Fiscalité
Plus-value immobilière et valeur vénale : optimiser la déclaration avec un rapport d'expert
La plus-value immobilière est calculée sur la différence entre le prix de cession et la valeur d'acquisition. Lorsque la valeur d'acquisition est faible (donation ancienne, succession sous-évaluée, partage) ou impossible à reconstituer, la base imposable peut être artificiellement gonflée. Un rapport d'expert permet de la corriger — sous conditions.
Comment se calcule la plus-value imposable
La plus-value imposable est la différence entre le prix de cession (net de frais et taxes) et le prix d'acquisition (majoré des frais d'acquisition et des travaux). Sont ensuite appliqués les abattements pour durée de détention : exonération totale d'impôt sur le revenu après 22 ans, exonération de prélèvements sociaux après 30 ans.
Les taux applicables sont 19 % d'impôt sur le revenu et 17,2 % de prélèvements sociaux — soit 36,2 % avant abattement. Une surtaxe progressive s'applique aux plus-values nettes supérieures à 50 000 € (de 2 % à 6 %).

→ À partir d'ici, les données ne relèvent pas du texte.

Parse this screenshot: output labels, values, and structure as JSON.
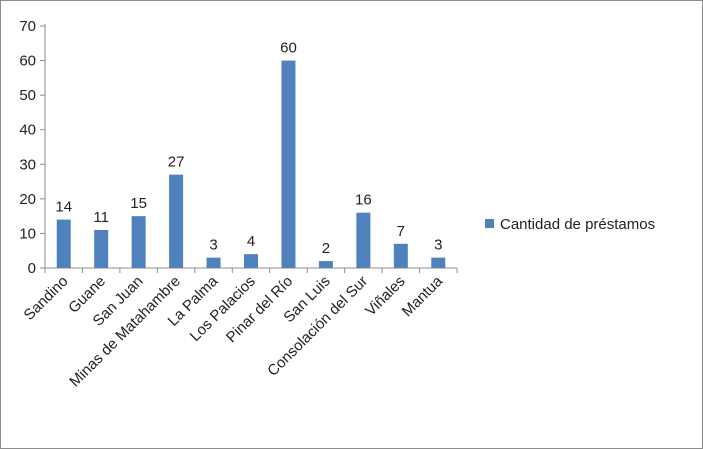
{
  "chart_data": {
    "type": "bar",
    "categories": [
      "Sandino",
      "Guane",
      "San Juan",
      "Minas de Matahambre",
      "La Palma",
      "Los Palacios",
      "Pinar del Río",
      "San Luis",
      "Consolación del Sur",
      "Viñales",
      "Mantua"
    ],
    "series": [
      {
        "name": "Cantidad de préstamos",
        "values": [
          14,
          11,
          15,
          27,
          3,
          4,
          60,
          2,
          16,
          7,
          3
        ]
      }
    ],
    "data_labels": [
      "14",
      "11",
      "15",
      "27",
      "3",
      "4",
      "60",
      "2",
      "16",
      "7",
      "3"
    ],
    "y_ticks": [
      "0",
      "10",
      "20",
      "30",
      "40",
      "50",
      "60",
      "70"
    ],
    "ylim": [
      0,
      70
    ],
    "grid": false,
    "legend_position": "right",
    "bar_color": "#4f81bd",
    "title": "",
    "xlabel": "",
    "ylabel": ""
  }
}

Quand un rapport d'expert intervient
- Bien acquis par donation : la valeur retenue est celle déclarée dans l'acte de donation. Si elle a été sous-estimée à l'époque, l'écart est imposable.
- Bien acquis par succession : la valeur retenue est celle déclarée dans la déclaration de succession (DMTG). Si elle a été sous-évaluée, la plus-value est artificiellement augmentée.
- Bien acquis sans titre clair (très anciennes mutations, mutations par accession) : reconstitution rétroactive nécessaire.
- Bien issu d'un partage (divorce, succession) : la valeur peut être discutée.
L'expertise rétroactive : principe et limites
L'expert peut établir la valeur vénale d'un bien à une date passée. Il utilise pour cela les comparables existant à cette date (DVF couvre depuis 2014 ; bases notariales remontent plus loin), les indices d'évolution du marché local, et les éléments matériels disponibles (photos d'époque, descriptifs, plans).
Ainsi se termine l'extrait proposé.